Photo by Matt Wittmeyer/University of Rochester Medical Center

It might seem like Lynne Maquat had the deck stacked — or maybe the test tubes racked — against her. The first-generation college student was entering a male-dominated field while overcoming her shy nature. Nevertheless, she found a successful formula. Today, as a professor at the University of Rochester School of Medicine and Dentistry, she is a force in the field of RNA research and a trailblazer for women in science.

As a doctoral student at CALS, Maquat worked with pro­fessor emeritus Bill Reznikoff, who she describes as a great supporter of women graduate students at a time when many departments had few women faculty. She has filled the years between graduation and now with a long list of accolades for her research. Recently, she received the Wiley Prize in Biomedical Sciences and the Vanderbilt Prize in Biomedical Science; the latter also acknowledges contributions to mentoring other women in science. She was inducted into the National Academy of Sciences in 2012 and the National Academy of Medicine in 2018 in recognition of her pioneering work on the com­plexity of RNA.
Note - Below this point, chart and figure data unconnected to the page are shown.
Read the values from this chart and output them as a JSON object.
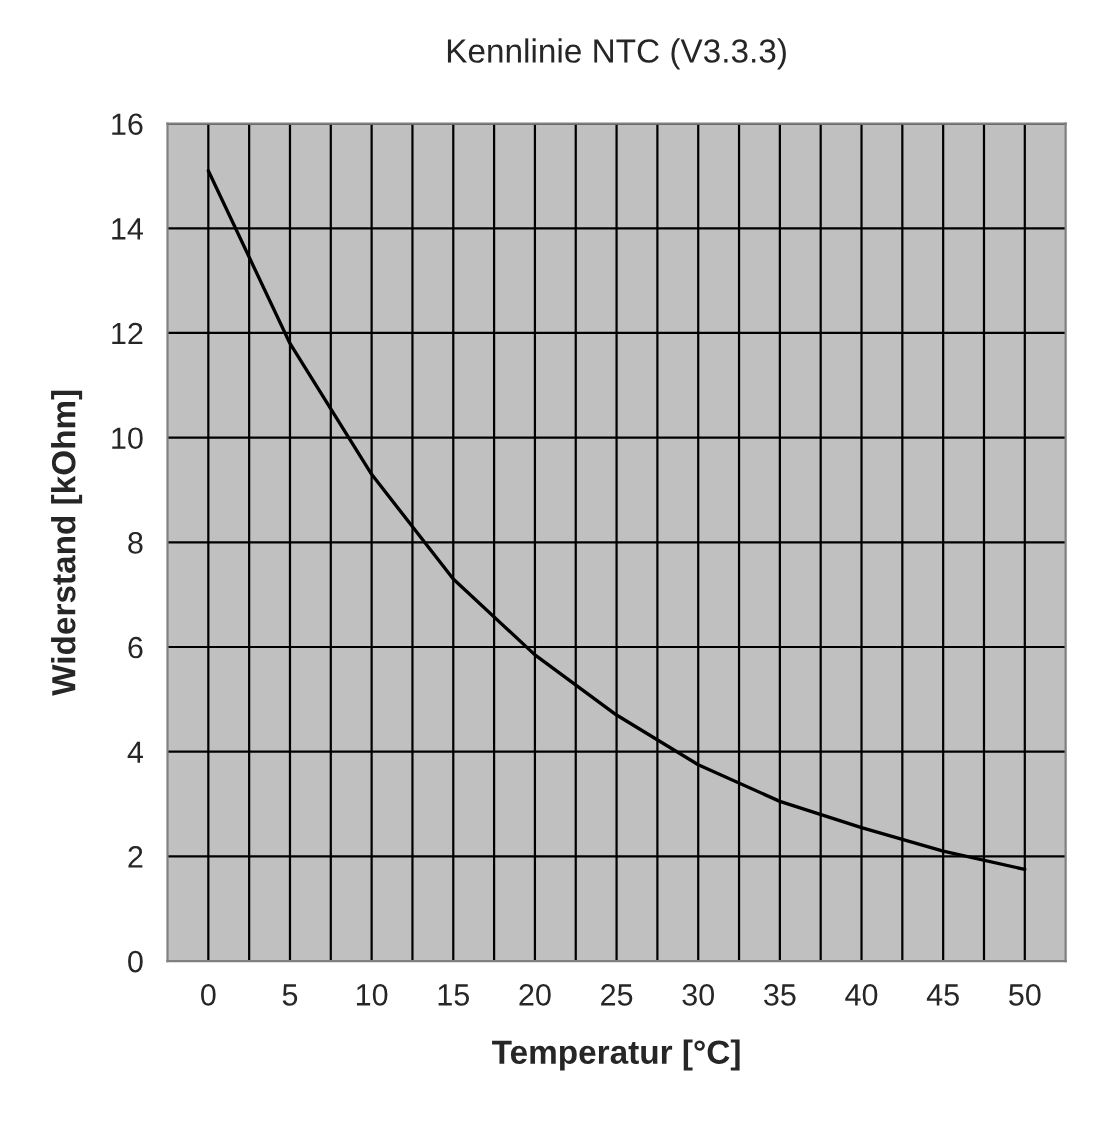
{
  "chart_data": {
    "type": "line",
    "title": "Kennlinie NTC (V3.3.3)",
    "xlabel": "Temperatur [°C]",
    "ylabel": "Widerstand [kOhm]",
    "categories": [
      "0",
      "5",
      "10",
      "15",
      "20",
      "25",
      "30",
      "35",
      "40",
      "45",
      "50"
    ],
    "series": [
      {
        "color": "#000000",
        "values": [
          15.1,
          11.8,
          9.3,
          7.3,
          5.85,
          4.7,
          3.75,
          3.05,
          2.55,
          2.1,
          1.75
        ]
      }
    ],
    "ylim": [
      0,
      16
    ],
    "yticks": [
      0,
      2,
      4,
      6,
      8,
      10,
      12,
      14,
      16
    ],
    "grid": true,
    "marker": "none",
    "line_style": "solid"
  }
}
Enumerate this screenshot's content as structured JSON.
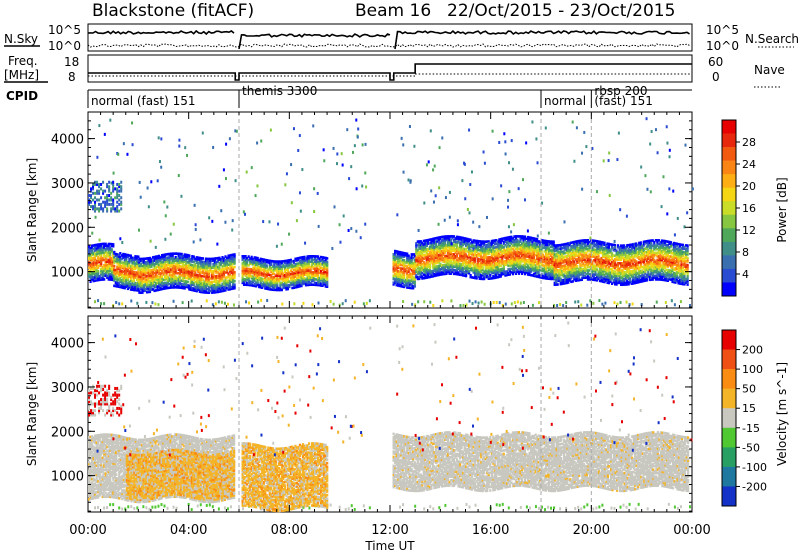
{
  "header": {
    "station": "Blackstone (fitACF)",
    "beam": "Beam 16",
    "dates": "22/Oct/2015 - 23/Oct/2015"
  },
  "panel_labels": {
    "nsky": "N.Sky",
    "nsearch": "N.Search",
    "freq_line1": "Freq.",
    "freq_line2": "[MHz]",
    "nave": "Nave",
    "cpid": "CPID"
  },
  "noise_axis": {
    "top_label": "10^5",
    "bottom_label": "10^0"
  },
  "freq_axis": {
    "ticks": [
      "18",
      "8"
    ]
  },
  "nave_axis": {
    "ticks": [
      "60",
      "0"
    ]
  },
  "cpid_segments": [
    {
      "label": "normal (fast) 151",
      "start_h": 0.0,
      "end_h": 6.0
    },
    {
      "label": "themis 3300",
      "start_h": 6.0,
      "end_h": 18.0
    },
    {
      "label": "normal",
      "start_h": 18.0,
      "end_h": 20.0
    },
    {
      "label": "rbsp 200",
      "start_h": 20.0,
      "end_h": 24.0
    },
    {
      "label": "(fast) 151",
      "start_h": 20.0,
      "end_h": 24.0
    }
  ],
  "x_axis": {
    "title": "Time UT",
    "ticks": [
      "00:00",
      "04:00",
      "08:00",
      "12:00",
      "16:00",
      "20:00",
      "00:00"
    ],
    "range_hours": [
      0,
      24
    ]
  },
  "chart_data": [
    {
      "type": "heatmap",
      "title": "",
      "xlabel": "Time UT",
      "ylabel": "Slant Range [km]",
      "y_ticks": [
        "1000",
        "2000",
        "3000",
        "4000"
      ],
      "ylim": [
        180,
        4600
      ],
      "colorbar": {
        "title": "Power [dB]",
        "ticks": [
          "28",
          "24",
          "20",
          "16",
          "12",
          "8",
          "4"
        ],
        "range": [
          0,
          30
        ],
        "colors": [
          "#0000ff",
          "#2a4cd2",
          "#3a6fb0",
          "#3f8f88",
          "#4fa85a",
          "#86c640",
          "#c8dc28",
          "#f4d614",
          "#fcae14",
          "#fa8414",
          "#f25a10",
          "#e8280c",
          "#e60000"
        ]
      },
      "bands": [
        {
          "start_h": 0.0,
          "end_h": 1.0,
          "center_km": 1150,
          "width_km": 400
        },
        {
          "start_h": 1.0,
          "end_h": 2.0,
          "center_km": 1000,
          "width_km": 380
        },
        {
          "start_h": 2.0,
          "end_h": 5.8,
          "center_km": 950,
          "width_km": 380
        },
        {
          "start_h": 6.1,
          "end_h": 9.5,
          "center_km": 950,
          "width_km": 320
        },
        {
          "start_h": 12.1,
          "end_h": 13.0,
          "center_km": 1050,
          "width_km": 380
        },
        {
          "start_h": 13.0,
          "end_h": 18.5,
          "center_km": 1300,
          "width_km": 420
        },
        {
          "start_h": 18.5,
          "end_h": 23.8,
          "center_km": 1200,
          "width_km": 450
        }
      ]
    },
    {
      "type": "heatmap",
      "title": "",
      "xlabel": "Time UT",
      "ylabel": "Slant Range [km]",
      "y_ticks": [
        "1000",
        "2000",
        "3000",
        "4000"
      ],
      "ylim": [
        180,
        4600
      ],
      "colorbar": {
        "title": "Velocity [m s^-1]",
        "ticks": [
          "200",
          "100",
          "50",
          "15",
          "-15",
          "-50",
          "-100",
          "-200"
        ],
        "range": [
          -250,
          250
        ],
        "colors": [
          "#1432c8",
          "#1e78a0",
          "#28a064",
          "#50c832",
          "#c8c8c0",
          "#f4b428",
          "#fa8c14",
          "#f05014",
          "#e60000"
        ]
      },
      "bands": [
        {
          "start_h": 0.0,
          "end_h": 5.8,
          "center_km": 1150,
          "width_km": 700,
          "tone": "gray"
        },
        {
          "start_h": 1.5,
          "end_h": 5.8,
          "center_km": 1000,
          "width_km": 500,
          "tone": "orange"
        },
        {
          "start_h": 6.1,
          "end_h": 9.5,
          "center_km": 950,
          "width_km": 700,
          "tone": "orange"
        },
        {
          "start_h": 12.1,
          "end_h": 23.8,
          "center_km": 1300,
          "width_km": 600,
          "tone": "gray"
        }
      ]
    }
  ]
}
RNA, or ribonucleic acid, is part of a biological sequence familiar to students of the life sciences everywhere: DNA is transcribed into RNA, which is best known to be translated into the proteins that organ­isms need to survive. Maquat’s work has uncovered layer after layer of complexity in this process. She led the discovery of what is called nonsense-mediated mRNA decay, a mechanism by which a cell can prevent the production of unwanted pro­teins that could lead to disease if left unchecked. But there’s much more to RNA’s story — and to Maquat’s motivations as a scientist.
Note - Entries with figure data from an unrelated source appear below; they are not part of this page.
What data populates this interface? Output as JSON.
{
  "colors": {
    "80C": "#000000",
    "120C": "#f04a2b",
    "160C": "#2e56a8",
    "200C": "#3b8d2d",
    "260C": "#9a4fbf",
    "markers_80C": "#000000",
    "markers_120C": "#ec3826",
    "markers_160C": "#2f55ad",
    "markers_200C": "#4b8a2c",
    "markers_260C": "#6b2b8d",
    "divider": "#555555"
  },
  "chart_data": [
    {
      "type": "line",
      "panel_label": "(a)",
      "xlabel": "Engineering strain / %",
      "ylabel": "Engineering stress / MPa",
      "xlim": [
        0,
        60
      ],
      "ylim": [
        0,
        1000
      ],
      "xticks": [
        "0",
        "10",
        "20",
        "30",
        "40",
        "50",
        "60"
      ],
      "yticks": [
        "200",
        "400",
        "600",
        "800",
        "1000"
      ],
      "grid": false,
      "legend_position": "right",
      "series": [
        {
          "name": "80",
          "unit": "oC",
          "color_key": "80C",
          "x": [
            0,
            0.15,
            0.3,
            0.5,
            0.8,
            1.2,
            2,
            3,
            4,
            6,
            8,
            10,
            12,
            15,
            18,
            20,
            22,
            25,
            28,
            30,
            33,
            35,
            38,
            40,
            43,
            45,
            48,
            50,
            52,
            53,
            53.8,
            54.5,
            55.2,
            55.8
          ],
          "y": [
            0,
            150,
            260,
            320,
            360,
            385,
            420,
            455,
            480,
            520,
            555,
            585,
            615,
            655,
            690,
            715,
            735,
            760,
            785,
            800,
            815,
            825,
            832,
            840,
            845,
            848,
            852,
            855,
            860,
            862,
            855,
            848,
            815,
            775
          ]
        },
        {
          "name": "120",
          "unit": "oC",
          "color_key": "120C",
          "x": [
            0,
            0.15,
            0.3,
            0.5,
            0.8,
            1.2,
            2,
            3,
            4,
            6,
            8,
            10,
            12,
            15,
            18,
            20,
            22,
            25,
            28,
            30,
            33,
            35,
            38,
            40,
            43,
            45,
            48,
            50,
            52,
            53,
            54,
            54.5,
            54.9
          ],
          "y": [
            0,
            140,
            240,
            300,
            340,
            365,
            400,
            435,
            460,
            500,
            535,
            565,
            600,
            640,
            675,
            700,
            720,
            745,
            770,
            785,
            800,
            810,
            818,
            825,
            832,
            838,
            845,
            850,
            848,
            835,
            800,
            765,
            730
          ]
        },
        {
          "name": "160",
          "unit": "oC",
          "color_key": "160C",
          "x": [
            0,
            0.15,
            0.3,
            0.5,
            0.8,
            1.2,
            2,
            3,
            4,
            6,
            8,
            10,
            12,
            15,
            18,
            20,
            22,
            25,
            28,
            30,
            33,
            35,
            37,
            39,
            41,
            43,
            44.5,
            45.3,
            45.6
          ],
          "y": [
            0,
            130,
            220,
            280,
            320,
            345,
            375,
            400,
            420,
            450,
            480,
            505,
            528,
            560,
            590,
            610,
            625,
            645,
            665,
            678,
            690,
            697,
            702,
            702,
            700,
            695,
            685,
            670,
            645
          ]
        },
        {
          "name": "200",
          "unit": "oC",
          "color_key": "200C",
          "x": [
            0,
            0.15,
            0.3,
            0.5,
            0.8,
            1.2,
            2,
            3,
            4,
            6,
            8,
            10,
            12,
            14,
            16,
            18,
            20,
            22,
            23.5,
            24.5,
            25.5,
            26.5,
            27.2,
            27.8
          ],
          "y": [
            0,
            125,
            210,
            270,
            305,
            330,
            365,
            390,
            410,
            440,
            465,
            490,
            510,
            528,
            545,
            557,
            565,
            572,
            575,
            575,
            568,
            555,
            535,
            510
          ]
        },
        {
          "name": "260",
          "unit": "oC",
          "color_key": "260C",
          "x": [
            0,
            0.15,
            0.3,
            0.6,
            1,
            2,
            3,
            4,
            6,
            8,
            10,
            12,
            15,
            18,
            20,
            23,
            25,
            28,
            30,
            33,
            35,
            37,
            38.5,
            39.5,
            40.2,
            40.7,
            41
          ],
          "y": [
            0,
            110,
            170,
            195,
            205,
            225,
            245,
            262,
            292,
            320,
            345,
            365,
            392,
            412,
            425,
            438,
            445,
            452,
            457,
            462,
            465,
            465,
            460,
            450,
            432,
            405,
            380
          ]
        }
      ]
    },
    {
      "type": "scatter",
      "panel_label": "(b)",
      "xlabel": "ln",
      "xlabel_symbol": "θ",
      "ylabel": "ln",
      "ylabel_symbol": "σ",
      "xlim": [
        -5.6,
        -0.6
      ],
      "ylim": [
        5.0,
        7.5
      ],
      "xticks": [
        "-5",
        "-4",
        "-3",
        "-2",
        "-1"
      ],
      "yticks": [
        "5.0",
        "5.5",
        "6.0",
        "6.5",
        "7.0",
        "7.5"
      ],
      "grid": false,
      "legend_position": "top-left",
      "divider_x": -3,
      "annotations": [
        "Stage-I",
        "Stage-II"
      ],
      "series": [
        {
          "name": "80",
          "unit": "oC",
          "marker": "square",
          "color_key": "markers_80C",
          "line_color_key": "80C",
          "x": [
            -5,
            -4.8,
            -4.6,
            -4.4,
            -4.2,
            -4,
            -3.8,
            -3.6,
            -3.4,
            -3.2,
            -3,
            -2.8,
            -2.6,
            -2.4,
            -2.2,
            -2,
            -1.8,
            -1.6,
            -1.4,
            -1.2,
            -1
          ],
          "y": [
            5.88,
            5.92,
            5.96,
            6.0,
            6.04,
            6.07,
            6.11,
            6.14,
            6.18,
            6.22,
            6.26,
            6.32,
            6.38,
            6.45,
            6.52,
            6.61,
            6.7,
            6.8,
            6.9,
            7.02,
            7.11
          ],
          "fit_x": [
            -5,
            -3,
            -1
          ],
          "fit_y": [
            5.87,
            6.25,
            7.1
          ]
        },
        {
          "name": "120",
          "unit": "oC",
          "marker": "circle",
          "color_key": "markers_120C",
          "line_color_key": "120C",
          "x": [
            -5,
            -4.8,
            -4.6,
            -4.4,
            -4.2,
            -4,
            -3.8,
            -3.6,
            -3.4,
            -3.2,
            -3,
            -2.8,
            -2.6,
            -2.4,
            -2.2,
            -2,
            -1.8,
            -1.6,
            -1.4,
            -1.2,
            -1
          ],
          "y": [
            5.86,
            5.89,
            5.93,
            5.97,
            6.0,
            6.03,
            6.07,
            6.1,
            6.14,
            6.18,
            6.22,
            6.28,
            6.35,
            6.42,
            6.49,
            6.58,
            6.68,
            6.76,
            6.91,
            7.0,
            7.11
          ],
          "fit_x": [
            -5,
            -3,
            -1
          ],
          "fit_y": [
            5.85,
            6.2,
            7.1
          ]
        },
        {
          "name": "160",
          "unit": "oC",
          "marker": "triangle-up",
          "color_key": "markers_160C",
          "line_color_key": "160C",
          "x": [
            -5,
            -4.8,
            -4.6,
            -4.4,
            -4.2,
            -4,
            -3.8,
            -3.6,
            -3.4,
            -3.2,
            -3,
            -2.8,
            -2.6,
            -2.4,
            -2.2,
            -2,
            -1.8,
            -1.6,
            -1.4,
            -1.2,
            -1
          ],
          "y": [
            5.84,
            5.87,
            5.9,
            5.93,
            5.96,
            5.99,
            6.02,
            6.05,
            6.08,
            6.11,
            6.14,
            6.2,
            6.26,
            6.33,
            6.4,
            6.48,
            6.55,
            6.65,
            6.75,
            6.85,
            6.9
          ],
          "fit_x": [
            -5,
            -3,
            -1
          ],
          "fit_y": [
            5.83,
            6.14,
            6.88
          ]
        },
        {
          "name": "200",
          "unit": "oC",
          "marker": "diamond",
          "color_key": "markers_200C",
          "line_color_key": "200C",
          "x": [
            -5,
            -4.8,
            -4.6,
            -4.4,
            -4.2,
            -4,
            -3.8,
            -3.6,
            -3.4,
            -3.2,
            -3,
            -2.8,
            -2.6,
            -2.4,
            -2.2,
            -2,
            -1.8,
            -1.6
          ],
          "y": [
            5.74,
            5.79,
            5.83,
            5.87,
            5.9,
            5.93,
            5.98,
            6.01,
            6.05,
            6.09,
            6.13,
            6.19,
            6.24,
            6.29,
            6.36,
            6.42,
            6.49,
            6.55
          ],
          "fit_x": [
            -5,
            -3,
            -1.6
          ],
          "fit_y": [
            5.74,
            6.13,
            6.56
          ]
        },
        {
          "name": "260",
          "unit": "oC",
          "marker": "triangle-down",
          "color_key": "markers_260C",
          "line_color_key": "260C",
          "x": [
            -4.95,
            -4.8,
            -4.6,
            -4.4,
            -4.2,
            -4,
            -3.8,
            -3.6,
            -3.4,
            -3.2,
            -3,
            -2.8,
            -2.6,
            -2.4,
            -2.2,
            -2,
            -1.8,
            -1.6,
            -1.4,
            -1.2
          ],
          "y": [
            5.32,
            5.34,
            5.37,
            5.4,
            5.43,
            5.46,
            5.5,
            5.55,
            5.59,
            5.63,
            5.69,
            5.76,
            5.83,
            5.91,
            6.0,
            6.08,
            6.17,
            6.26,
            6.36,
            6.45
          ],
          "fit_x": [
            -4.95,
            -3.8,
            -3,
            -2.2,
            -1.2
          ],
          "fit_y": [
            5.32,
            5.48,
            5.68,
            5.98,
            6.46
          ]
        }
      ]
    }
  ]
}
What makes RNA so important and interesting to study?

RNA does so many critical things for our cells. Most of our genetic material — our DNA — produces RNA. And there are many types of RNA. One type contains information from which proteins are made. Another type is the catalytic center of our protein synthesis machin­ery. Still other types regulate either our DNA or other RNA molecules. And all RNA molecules self-regulate how long and where they reside in cells depending on their particular sequence and structure. RNA is a very versatile molecule. I’ve been working with RNA for a long time, and, in my own lab, we study defects in RNA metabolism in disease. It is now accepted that how our RNAs are processed is key to how our genetic material — our genes — are expressed and how our cells adapt to changing environ­ments — caused by stress and disease — during development and differentiation.

What propels you to mentor young women in science?
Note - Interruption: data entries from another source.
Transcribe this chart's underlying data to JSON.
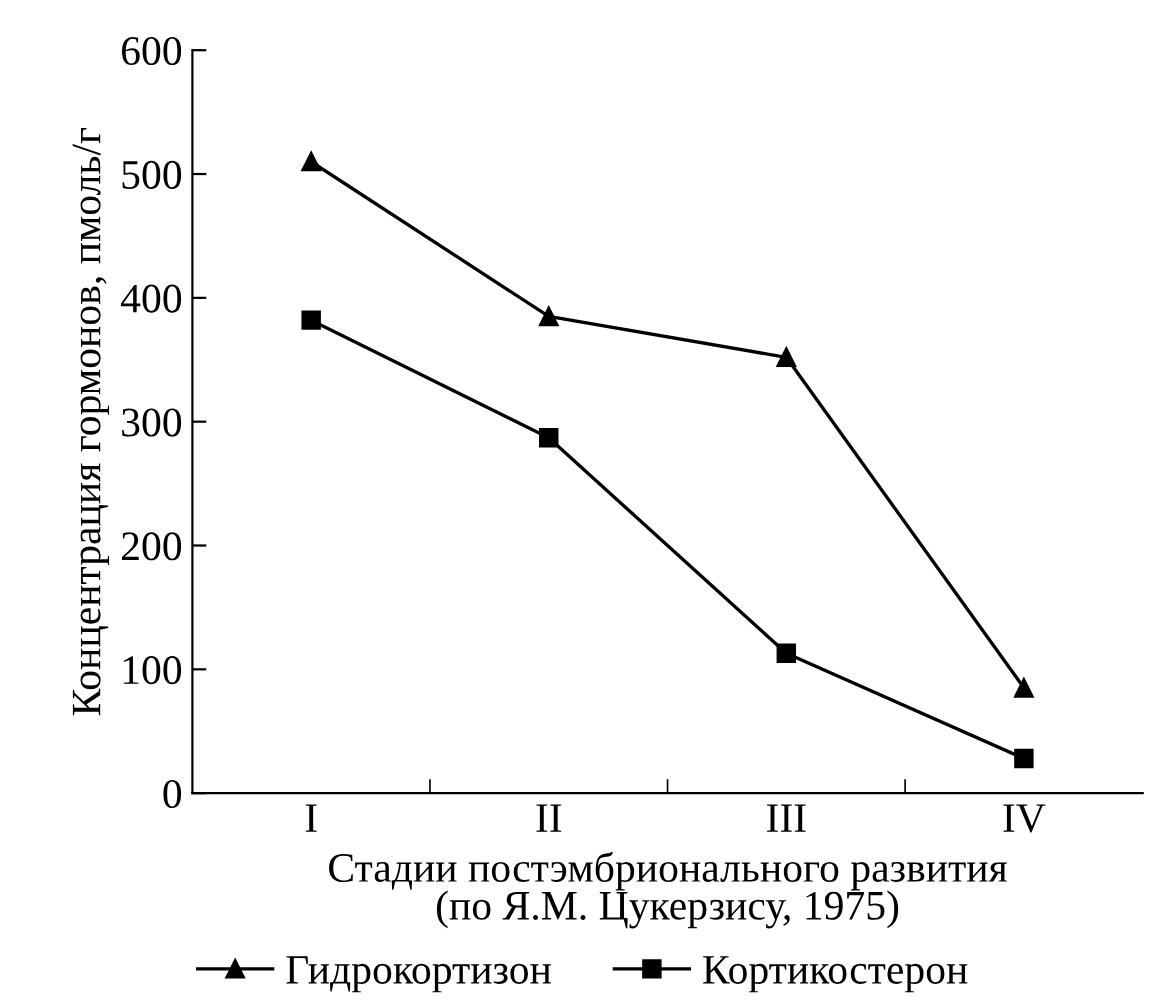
{
  "chart_data": {
    "type": "line",
    "xlabel": "Стадии постэмбрионального развития\n(по Я.М. Цукерзису, 1975)",
    "ylabel": "Концентрация гормонов, пмоль/г",
    "categories": [
      "I",
      "II",
      "III",
      "IV"
    ],
    "ylim": [
      0,
      600
    ],
    "yticks": [
      0,
      100,
      200,
      300,
      400,
      500,
      600
    ],
    "grid": false,
    "legend": "bottom",
    "series": [
      {
        "name": "Гидрокортизон",
        "color": "#000000",
        "marker": "triangle",
        "values": [
          510,
          385,
          352,
          85
        ]
      },
      {
        "name": "Кортикостерон",
        "color": "#000000",
        "marker": "square",
        "values": [
          382,
          287,
          113,
          28
        ]
      }
    ]
  }
}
When compared to men, many fewer women who earn a Ph.D. go on and use that degree in a career. The reason is largely cultural — because of what we have been taught to believe and the lack of infrastructure available to us to succeed. Many people can’t understand why women would choose science as a career path. For all of these and other reasons, it is important to men­tor women, and I believe one of the best ways to mentor is through example.

What is your mentoring philosophy?

I tell young scientists that it is important not to discourage yourself from taking the next step by looking too far in the future. Success doesn’t happen overnight but in small steps that, at the time, are manageable. I believe it is important for young women (and also young men — actually everyone) to set goals and seriously chip away at working to fulfill them. It is also important to have resilience and perseverance when life hap­pens in unanticipated ways.